Peux-tu te présenter et parler un peu de ton parcours cinématographique ?  

À la suite du master Histoire et Audiovisuel, j’ai fait une recherche sur un crime raciste des années 80, sur la manière dont il a été médiatisé et j’ai collaboré en 2019 avec Nabil Djedouani, le réalisateur de Rock Against Police en mettant en images mes recherches. C’est à cette occasion que j’ai rencontré Mohammed, le personnage principal du film. Lorsque j’ai commencé à le filmer, je le prenais un peu comme un exercice pratique puis, lors du tournage, j’ai rencontré le monteur dans un collectif où l’on s’entraide pour des projets de cinéma, Dorian Liscouët. Dès lors, il m’a prêté un peu de matos, et on a monté le film ensemble dans la foulée. Pendant que je tournais ce documentaire, j’ai postulé à un atelier de réalisation qui était organisé par Cinéma 93 et le festival Côté court « l’Atelier »,  qui est une résidence d’un an pour des réalisateurs autodidactes. 

Quelle a été la genèse du film ? Est-ce le personnage ou le sujet qui t’a intéressé en premier lieu ?  
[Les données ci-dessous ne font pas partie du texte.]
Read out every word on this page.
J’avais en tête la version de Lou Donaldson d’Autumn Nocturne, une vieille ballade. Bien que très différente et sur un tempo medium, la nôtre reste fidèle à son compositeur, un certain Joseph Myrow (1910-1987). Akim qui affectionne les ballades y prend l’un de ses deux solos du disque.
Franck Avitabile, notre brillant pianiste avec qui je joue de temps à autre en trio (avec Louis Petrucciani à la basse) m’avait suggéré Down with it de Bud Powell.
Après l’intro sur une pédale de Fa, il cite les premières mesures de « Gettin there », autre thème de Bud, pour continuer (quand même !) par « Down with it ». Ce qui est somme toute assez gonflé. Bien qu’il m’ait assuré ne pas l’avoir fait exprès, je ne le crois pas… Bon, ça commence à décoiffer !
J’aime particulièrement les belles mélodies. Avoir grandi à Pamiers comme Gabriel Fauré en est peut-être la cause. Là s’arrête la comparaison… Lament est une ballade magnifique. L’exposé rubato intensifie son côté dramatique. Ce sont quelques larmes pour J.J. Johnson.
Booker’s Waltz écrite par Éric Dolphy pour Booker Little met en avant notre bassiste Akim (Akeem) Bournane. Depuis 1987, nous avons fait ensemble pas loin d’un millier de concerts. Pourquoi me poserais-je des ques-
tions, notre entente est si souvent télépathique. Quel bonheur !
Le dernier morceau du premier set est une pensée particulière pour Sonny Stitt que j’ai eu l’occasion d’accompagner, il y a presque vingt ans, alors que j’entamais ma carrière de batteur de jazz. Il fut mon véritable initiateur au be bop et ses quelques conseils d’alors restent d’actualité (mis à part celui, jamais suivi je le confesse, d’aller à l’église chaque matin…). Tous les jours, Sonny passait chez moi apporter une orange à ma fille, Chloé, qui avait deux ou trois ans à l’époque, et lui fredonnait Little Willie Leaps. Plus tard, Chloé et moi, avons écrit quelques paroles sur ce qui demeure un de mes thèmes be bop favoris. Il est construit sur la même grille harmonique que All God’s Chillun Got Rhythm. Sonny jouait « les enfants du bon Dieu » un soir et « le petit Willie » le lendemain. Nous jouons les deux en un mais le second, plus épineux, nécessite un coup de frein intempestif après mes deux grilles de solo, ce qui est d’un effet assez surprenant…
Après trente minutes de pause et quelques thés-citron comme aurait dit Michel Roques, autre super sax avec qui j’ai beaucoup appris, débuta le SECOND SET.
C’est un peu un mélange des deux parce que je connaissais bien Mohammed, qui est quand même un mec incroyable. Le film parle de certaines choses qu’il fait, mais en fait, il touche absolument à tout. Je l’avais connu avec des photos qui ont été utilisées dans le film Rock Against Police et pareil, ce sont des appareils photo qu’il a trouvé à la déchetterie et qu’il a appris à utiliser seul, donc il avait ce truc autodidacte assez fou. Je l’ai d’abord connu par son travail, une série de photos sur son quartier, qui a intéressé le réalisateur, puis on s’est rencontrés et on est restés amis. En allant chez lui assez souvent, il m’a initié à tout un monde de la nuit avec ces rituels de déchetterie qui m'intéressaient beaucoup. Même l’endroit était assez fascinant, ce qu’il y trouvait aussi. J’avais vraiment envie de documenter ces sorties là, et en même temps, le personnage et sa facilité à parler, son appart, son amour pour la musique, en faisait un sujet qui me plaisait beaucoup. J’ai l’impression qu’il y a 1000 descriptifs pour ce film, il y a des gens qui m’ont dit que c’était un film d’amitié, d’autres sur la débrouille ou encore l’autoformation. Pour plein de gens, ça a lancé des débats sur l’écologie, sur ce qu’on jette, réutilise, mais aussi le fait de meubler sa maison avec des choses qu’on récupère. Il y a pleins de dimensions donc je trouvais ça assez intéressant.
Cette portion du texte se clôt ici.